Tandis que Sykes et Picot redessinent le Moyen-Orient dans leur coin, un autre jeu se joue dans les vastes déserts d’Arabie. Là-bas, le Chérif Hussein de La Mecque, leader respecté des Arabes, correspond avec les Britanniques. Dans ces lettres chaleureuses, Londres promet monts et merveilles : un grand royaume arabe unifié si Hussein se révolte contre les Ottomans. Fasciné par ce rêve d’indépendance, le Chérif Hussein mobilise ses forces. La révolte arabe naît. Aux côtés des tribus bédouines, un homme singulier, T.E. Lawrence, œuvre comme intermédiaire et tacticien. Son rôle sera plus tard immortalisé, mais lui aussi ignore l’ampleur de la duplicité à l’œuvre. Car au même moment, en secret, les promesses faites à Hussein sont foulées aux pieds. Sykes et Picot, en conspirant pour se partager la région, condamnent déjà ce rêve arabe. La révolte réussira à fragiliser les Ottomans, mais lorsque les accords Sykes-Picot seront révélés, le choc sera immense.

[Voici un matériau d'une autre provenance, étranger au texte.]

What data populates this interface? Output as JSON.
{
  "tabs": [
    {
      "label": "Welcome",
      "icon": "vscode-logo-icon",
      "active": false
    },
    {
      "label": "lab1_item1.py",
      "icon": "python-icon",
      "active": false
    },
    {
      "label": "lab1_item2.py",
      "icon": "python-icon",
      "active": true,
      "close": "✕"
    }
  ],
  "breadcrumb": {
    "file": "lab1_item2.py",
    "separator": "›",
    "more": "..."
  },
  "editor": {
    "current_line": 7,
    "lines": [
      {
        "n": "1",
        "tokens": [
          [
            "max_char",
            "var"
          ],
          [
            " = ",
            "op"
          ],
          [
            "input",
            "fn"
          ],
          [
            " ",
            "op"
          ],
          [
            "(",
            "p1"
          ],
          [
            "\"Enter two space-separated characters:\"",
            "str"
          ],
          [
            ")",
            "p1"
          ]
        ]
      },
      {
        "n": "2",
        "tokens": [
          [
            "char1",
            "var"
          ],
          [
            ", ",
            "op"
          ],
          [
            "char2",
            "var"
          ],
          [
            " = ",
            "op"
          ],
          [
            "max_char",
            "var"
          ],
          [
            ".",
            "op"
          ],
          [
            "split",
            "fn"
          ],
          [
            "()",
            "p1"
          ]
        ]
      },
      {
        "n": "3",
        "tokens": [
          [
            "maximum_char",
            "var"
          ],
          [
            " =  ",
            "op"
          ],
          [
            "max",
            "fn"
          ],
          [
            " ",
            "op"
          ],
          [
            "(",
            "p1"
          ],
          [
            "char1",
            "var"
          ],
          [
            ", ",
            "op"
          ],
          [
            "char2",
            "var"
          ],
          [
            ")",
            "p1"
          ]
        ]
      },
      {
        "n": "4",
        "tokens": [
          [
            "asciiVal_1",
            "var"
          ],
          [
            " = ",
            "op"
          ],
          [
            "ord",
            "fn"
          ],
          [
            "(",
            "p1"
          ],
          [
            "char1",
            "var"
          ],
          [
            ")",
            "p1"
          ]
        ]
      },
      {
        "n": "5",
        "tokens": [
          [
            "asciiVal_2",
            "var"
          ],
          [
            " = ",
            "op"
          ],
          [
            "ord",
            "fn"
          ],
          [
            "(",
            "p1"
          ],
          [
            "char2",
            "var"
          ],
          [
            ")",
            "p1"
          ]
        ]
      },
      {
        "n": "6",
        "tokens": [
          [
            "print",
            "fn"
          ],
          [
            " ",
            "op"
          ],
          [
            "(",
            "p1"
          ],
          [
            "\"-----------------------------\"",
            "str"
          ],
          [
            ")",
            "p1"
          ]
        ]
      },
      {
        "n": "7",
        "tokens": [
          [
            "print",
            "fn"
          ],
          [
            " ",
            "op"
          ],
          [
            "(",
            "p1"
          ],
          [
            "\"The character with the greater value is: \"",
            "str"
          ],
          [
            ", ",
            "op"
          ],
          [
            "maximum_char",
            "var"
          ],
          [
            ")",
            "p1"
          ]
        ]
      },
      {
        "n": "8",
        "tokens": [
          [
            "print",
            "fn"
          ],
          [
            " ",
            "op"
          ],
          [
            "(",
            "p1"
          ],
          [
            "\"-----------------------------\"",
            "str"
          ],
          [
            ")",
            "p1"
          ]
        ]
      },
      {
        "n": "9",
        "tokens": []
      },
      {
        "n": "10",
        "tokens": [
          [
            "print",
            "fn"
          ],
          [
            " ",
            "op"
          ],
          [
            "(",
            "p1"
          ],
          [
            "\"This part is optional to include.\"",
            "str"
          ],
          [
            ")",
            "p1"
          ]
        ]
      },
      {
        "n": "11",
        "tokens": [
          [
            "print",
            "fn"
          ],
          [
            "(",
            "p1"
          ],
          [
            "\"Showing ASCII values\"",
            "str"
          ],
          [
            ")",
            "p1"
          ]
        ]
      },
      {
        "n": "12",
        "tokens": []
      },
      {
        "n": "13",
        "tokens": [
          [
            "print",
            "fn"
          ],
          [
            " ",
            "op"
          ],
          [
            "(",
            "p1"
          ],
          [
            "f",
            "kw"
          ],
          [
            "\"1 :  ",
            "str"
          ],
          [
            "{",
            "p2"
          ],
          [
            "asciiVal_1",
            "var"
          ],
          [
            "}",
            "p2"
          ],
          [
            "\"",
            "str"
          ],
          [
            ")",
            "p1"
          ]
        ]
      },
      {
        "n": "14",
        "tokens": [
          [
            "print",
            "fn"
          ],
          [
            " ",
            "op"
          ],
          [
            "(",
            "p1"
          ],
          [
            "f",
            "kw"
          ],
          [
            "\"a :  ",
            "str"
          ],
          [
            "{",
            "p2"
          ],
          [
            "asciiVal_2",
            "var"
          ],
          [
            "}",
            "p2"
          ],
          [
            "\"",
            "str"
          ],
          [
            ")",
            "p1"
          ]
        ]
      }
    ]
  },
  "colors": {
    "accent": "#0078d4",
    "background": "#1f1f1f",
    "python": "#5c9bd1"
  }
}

C’est en 1917 que le scandale éclate. Les Bolcheviks, ayant pris le pouvoir en Russie, mettent la main sur les archives diplomatiques tsaristes. Parmi les documents, les accords Sykes-Picot, signés également par la Russie, tombent entre leurs mains. Avec un goût pour la provocation, ils publient tout. L’effet est immédiat. Les Arabes, qui se battaient encore dans l’espoir d’un grand État indépendant, découvrent qu’ils ont été dupés. À la lumière de ces révélations, les lignes tracées sur cette carte de 1916 prennent un autre visage : celui de la trahison.


Après la guerre, les accords Sykes-Picot, bien qu’ajustés lors des conférences internationales, deviennent la base des mandats confiés par la Société des Nations. La France prend le contrôle de la Syrie et du Liban. La Grande-Bretagne s’empare de l’Irak, de la Palestine et de la Transjordanie.

Mais ces frontières, arbitraires, sèment des divisions profondes :

  • Les Kurdes : divisés entre plusieurs États, ils perdent tout espoir d’un pays.
  • La Palestine : promise comme zone internationale, elle devient le foyer de conflits entre Juifs et Arabes, exacerbés par la Déclaration Balfour.
  • L’Irak et la Syrie : des États artificiels où cohabitent des groupes ethniques et religieux antagonistes.

Les tensions issues de ces découpages éclatent encore aujourd’hui dans des conflits qui trouvent leur origine dans ces décisions coloniales.


Les accords Sykes-Picot incarnent à eux seuls l’arrogance des puissances occidentales de l’époque. Deux hommes, depuis leurs bureaux confortables, ont redéfini une région sans consulter ceux qui y vivaient. Mais plus qu’une simple erreur, ces accords représentent un choix : celui de l’avidité au détriment de la justice. Pourtant, réduire les conflits actuels du Moyen-Orient à cet unique pacte serait simpliste. Si Sykes-Picot a semé les premières graines du désordre, les décennies qui ont suivi, avec leurs guerres, révolutions, et interventions étrangères, ont aussi façonné ce chaos. En traçant leurs lignes sur une carte, Sykes et Picot ne pouvaient imaginer que leur pacte deviendrait un mythe. Ils ne voyaient pas les millions de vies qui seraient touchées, les générations qui souffriraient de leurs choix. Et pourtant, leur héritage est là, à chaque frontière contestée, à chaque conflit régional.